We then calculated IC50 value (concentration that causes 50% of cell growth inhibition). Although slight, a significant difference was observed between C. kakamegaensis and C. caroliniana activities for better activity on both cancer cell lines (Table S3).

In the current work, we evaluated the in vitro antioxidant and cytotoxic activities of the methanol extracts of Canoparmelia kakamegaensis and C. caroliniana. Lichens have received great interest in recent years because they contain unique compounds with potential, especially antioxidant and cytotoxic activity [58]. The biological activity of the well-known lichen C. caroliniana has not been previously reported.
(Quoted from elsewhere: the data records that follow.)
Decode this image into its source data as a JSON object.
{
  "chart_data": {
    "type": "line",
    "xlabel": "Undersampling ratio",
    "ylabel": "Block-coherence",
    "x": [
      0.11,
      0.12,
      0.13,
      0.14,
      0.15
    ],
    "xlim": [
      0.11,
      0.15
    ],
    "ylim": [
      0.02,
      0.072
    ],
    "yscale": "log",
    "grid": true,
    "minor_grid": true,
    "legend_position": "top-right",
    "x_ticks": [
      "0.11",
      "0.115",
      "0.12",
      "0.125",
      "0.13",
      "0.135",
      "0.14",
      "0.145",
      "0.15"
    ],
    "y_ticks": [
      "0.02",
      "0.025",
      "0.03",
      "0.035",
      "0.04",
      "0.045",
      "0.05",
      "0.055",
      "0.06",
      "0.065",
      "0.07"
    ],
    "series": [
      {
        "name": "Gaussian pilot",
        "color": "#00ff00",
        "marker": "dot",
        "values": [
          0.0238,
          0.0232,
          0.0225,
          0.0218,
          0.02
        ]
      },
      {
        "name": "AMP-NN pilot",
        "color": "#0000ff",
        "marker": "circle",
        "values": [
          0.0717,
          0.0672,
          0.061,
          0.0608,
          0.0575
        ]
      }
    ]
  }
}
Compounds with antioxidant capacity are of therapeutic interest due to their ability to prevent biological damage from the overproduction of free radicals [59]. The antioxidant activity was investigated using different in vitro assays that differ in their mechanism of action. The DPPH and FRAP assays are single-electron transfer mechanism (SET)-based. These methods measure how antioxidants are able to transfer an electron to a free radical. In contrast, the ORAC assay is based on hydrogen atom abstraction mechanisms (HAT), which involve the direct abstraction of a hydrogen atom from an antioxidant to a free radical [60]. In the current work, our findings showed that the methanol extract of Canoparmelia kakamegaensis had a higher in vitro antioxidant effect than C. caroliniana in DPPH and ORAC assays. Moreover, a positive correlation between the total phenolic content and the in vitro antioxidant activity was observed, which is very similar to what was reported previously [21].

The cytotoxic activity of the methanol lichen extracts was examined using MCF7 and HepG2 cancer cell lines. Breast cancer cells are the most common malignancy in females (23% of diagnosed total cancer cases and 14% of total deaths attributed to cancer). The breast MCF7 cell line is widely used in research for estrogen receptor (ER)-positive breast cancer [61]. On the other hand, liver cancer constitutes the fifth most common type of cancer, and the third most common cause of death due to cancer. In our study, Canoparmelia kakamegaensis had higher cytotoxic activity against both cancer cell lines compared to the activity of C. caroliniana. According to the American National Cancer Institute guidelines, both methanol lichen extracts showed moderate cytotoxic activity (IC50 > 30 µg/mL) against both cancer cell lines [62]. Whether the differences found in the pharmacological properties of C. caroliniana and C. kakamegaensis are due to the different quantities of stenosporic and perlatolic acids, or other differences, remains to be seen.